Incorporated in October 1993, U.S. Dry Cleaning is focused on
acquiring profitable businesses that hold a leading share in their
individual markets.

                      Going Concern Doubt

On Nov. 14, 2006, Squar Milner Miranda & Williamson LLP, in
Newport Beach, California, expressed substantial doubt about US
Dry Cleaning Corporation's ability to continue as a going concern
after auditing the company's consolidated financial statements for
the year ended Sept. 30, 2006.  The auditors pointed to the
company's recurring losses from operations and an accumulated
deficit of approximately $6.9 million.


US INVESTIGATION: Moody's Rates New $290 Mil. Sr.
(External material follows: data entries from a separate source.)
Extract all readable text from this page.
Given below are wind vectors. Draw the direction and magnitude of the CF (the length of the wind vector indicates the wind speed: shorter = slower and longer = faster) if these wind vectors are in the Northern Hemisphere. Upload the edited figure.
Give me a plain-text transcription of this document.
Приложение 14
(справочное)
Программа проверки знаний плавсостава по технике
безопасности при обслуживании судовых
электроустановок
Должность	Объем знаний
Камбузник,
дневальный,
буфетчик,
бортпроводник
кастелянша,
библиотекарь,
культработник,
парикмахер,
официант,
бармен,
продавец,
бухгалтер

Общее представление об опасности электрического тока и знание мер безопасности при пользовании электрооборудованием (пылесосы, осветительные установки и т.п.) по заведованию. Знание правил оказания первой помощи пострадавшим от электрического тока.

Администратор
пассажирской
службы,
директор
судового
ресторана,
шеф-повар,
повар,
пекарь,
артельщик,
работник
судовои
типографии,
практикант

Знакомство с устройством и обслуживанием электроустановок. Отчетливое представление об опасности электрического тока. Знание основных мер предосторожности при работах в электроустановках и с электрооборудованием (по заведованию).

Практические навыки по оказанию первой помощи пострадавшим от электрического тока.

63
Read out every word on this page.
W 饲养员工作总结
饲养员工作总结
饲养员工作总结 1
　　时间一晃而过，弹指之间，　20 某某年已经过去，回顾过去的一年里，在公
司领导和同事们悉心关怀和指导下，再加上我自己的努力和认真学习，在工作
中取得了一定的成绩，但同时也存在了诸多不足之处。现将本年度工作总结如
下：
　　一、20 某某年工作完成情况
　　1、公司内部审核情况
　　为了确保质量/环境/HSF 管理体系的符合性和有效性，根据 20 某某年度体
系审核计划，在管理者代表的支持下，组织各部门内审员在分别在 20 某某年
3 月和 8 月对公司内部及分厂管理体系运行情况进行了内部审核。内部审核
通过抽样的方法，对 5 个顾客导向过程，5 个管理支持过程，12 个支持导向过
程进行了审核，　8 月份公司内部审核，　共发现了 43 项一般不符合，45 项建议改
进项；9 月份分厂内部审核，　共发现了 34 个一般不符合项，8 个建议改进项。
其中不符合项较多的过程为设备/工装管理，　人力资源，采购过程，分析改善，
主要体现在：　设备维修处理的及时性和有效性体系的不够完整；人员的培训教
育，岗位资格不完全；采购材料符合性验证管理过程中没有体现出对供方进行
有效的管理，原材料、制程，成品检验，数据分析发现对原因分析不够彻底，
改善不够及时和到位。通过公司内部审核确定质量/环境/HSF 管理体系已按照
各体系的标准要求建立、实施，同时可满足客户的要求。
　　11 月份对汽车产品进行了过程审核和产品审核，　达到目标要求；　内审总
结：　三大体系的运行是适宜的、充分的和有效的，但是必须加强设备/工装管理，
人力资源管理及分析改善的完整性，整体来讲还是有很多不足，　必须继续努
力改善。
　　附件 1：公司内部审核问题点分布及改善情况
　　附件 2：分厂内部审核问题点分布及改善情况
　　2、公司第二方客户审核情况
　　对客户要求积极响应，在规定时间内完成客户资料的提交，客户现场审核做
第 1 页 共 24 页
Notes at Caa2
---------------------------------------------------------------
Moody's Investors Service assigned a Caa2 rating to US
Investigation Services Inc.'s new $290 million senior unsecured
notes and $150 million senior subordinated notes, which replaced
its $250 million senior unsecured bridge facility and $190 million
senior subordinated bridge facility.  Concurrently, Moody's
withdrew the ratings assigned to the bridge facilities and
affirmed all other ratings.  The rating outlook is stable.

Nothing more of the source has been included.